We’re going to get them.

I know this the way I know the power play sequence and Gisele’s coffee order and the specific look on Shep’s face when he’s about to pull a stunt.

We’re going to get there.

I pocket the phone without responding. Let them have their fun. Let the whole town know. Let everyone see what I should have been brave enough to show years ago.

I’m done hiding.

I’m done controlling.

I’m finally choosing. No qualifiers. No hedging. Just this.

Stay

Gisele

People think the hard part is getting there. The confession. The choice. The moment everything finally lines up. But around here, we know the truth. The hard part is staying. Letting it be real when there’s nothing left to chase. Letting yourself rest in something good without waiting for itto fall apart. And if you can do that, that’s when you know it’s not going anywhere.

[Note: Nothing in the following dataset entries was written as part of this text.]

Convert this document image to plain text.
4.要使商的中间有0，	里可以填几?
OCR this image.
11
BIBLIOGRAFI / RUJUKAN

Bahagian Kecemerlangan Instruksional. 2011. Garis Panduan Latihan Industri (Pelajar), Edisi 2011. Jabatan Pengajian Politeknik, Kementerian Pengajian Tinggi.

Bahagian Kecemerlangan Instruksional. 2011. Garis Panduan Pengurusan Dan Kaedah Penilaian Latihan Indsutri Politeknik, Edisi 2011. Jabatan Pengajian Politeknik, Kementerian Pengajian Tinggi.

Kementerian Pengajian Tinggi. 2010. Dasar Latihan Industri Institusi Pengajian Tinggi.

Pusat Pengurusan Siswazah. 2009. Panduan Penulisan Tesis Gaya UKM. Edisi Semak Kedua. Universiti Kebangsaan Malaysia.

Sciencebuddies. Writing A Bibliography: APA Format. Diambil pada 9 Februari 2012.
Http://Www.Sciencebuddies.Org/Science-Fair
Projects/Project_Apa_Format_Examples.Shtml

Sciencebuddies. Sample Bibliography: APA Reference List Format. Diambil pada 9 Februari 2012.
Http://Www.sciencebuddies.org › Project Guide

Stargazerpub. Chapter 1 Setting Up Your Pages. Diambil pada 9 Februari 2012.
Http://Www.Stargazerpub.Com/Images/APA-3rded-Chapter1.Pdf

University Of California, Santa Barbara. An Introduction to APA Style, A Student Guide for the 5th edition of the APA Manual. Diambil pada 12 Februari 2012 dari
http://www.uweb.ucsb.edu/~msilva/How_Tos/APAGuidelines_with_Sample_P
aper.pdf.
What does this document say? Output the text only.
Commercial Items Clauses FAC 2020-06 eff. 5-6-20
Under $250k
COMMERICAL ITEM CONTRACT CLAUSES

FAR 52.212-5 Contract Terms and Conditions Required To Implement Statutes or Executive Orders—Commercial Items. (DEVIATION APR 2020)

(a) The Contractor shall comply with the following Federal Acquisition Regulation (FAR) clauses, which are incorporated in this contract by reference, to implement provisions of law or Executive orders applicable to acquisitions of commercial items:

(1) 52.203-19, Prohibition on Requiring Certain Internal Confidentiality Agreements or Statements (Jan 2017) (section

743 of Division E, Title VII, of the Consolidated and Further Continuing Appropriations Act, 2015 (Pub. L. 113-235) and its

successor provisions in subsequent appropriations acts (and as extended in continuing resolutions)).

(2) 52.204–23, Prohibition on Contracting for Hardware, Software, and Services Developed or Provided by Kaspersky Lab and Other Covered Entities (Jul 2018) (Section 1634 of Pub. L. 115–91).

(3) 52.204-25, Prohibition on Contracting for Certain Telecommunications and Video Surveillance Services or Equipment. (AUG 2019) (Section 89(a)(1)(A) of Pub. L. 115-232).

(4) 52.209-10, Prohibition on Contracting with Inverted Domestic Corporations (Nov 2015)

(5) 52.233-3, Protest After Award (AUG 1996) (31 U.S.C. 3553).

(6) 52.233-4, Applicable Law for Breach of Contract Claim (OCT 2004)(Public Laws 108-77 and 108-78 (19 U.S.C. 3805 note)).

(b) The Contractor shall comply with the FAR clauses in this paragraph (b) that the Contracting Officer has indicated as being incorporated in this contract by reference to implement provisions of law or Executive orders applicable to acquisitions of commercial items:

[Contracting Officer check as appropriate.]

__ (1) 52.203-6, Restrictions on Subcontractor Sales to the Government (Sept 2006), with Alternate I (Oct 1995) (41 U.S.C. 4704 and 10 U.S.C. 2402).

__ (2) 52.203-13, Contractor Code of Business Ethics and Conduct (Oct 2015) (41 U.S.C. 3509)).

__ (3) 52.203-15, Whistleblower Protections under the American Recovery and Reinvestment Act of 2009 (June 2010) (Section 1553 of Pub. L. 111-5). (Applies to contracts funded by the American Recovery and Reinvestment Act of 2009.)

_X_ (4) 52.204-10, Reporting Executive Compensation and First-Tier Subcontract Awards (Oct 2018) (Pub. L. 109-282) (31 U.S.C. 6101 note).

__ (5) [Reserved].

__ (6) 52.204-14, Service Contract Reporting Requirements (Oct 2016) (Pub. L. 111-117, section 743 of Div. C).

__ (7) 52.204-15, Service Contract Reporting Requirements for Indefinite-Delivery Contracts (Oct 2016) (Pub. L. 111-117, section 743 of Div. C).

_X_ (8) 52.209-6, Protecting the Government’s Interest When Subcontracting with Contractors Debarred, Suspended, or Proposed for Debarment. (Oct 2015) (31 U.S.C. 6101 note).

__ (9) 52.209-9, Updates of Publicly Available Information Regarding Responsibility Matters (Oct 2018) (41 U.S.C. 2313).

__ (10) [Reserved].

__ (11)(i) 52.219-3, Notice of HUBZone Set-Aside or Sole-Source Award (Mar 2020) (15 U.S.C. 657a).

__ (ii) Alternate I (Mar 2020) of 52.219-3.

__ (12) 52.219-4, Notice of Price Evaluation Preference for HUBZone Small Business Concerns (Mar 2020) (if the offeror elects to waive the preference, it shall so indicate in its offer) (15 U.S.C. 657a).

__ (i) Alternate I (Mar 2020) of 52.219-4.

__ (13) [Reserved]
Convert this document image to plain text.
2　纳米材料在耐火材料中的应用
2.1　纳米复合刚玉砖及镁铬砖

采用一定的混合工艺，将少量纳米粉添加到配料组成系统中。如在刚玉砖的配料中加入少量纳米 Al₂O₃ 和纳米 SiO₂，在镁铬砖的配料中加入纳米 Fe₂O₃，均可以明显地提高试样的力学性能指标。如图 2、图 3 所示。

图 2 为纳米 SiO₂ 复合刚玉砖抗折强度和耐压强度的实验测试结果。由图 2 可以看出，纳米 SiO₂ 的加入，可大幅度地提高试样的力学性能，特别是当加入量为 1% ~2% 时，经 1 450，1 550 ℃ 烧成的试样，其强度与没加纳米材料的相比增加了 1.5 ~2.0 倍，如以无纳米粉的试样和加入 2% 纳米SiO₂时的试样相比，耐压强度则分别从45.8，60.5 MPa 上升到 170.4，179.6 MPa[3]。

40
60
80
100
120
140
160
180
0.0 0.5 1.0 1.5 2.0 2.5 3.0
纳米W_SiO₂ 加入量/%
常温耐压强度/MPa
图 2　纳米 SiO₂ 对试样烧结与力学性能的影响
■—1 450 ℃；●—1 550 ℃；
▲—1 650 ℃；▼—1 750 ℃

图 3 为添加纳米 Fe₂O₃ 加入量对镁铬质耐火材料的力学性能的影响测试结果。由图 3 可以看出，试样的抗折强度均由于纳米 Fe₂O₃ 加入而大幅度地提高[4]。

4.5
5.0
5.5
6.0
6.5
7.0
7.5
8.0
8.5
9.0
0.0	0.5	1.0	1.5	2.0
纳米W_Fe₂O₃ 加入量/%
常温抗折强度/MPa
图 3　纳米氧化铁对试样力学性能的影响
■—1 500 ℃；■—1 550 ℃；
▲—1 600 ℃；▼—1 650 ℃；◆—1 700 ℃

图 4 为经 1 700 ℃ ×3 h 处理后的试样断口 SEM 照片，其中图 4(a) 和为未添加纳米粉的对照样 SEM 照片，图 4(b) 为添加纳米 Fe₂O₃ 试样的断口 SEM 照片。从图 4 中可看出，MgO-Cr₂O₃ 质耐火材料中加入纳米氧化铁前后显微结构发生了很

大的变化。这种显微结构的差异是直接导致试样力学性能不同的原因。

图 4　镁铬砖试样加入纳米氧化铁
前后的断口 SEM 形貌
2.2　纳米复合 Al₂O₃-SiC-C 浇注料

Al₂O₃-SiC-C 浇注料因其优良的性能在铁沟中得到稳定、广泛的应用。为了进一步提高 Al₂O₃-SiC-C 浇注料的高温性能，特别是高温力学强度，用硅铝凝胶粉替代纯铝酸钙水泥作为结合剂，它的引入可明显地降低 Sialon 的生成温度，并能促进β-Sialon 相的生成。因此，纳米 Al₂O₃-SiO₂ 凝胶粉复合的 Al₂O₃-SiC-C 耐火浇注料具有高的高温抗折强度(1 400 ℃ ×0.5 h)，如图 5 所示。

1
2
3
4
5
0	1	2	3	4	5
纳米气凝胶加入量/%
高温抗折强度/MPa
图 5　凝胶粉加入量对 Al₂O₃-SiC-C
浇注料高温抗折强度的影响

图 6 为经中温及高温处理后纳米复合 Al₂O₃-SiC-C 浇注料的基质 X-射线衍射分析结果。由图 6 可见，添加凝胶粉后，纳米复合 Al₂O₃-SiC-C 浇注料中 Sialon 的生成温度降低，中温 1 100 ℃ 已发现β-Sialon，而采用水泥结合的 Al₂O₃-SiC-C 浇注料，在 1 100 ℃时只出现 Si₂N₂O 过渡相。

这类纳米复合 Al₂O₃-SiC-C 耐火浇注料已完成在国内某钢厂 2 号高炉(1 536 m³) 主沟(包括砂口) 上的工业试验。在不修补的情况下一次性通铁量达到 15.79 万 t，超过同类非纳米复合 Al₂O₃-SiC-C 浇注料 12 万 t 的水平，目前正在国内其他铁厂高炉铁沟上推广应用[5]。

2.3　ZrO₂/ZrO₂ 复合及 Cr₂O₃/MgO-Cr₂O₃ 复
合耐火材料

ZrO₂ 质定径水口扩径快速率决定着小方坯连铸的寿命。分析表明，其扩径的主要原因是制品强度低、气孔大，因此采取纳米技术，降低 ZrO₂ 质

Playlist: “Turning Page” by Sleeping At Last

The door to my apartment closes behind us, and I realize I don’t feel the need to protect myself from what comes next.

Bennett stands in my living room—the space he’s occupied so many times before, for so many different reasons. Late-night conversations when we were just friends. The careful distance of early exercises. The desperate collision when we finally stopped pretending.

Tonight feels different from all of it. Settled. That’s the word. Like we’ve finally stopped circling and landed somewhere.

When the evaluation cleared him, Bennett told me about it the way he tells me things now—simply, without performance, standing in my kitchen while I was making coffee. No further action required. Then he poured himself a cup and asked what I wanted for dinner.

That’s the man he’s become. I’m still getting used to how much I love him.

“You’re staring,” he says.

“I’m appreciating.”

“Appreciating what?”

“The view.” I move closer, letting my hands find his chest. “The man who kissed me in front of his entire team today.”

“That man is an idiot who should have done it months ago.”

“Years,” I correct.

He winces. “Years.”

“Thank you.”

“Maybe.” I tilt my head up to meet his eyes. “But he figured it out eventually. That counts for something.”

His hands find my waist—steady, certain. No hesitation in the touch. No calculation about what it means or where it might lead. Just... connection. Pure and simple.

“I love you,” he says.

The words land differently now. Not as revelation or risk, but as fact. As solid and undeniable as the floor beneath our feet.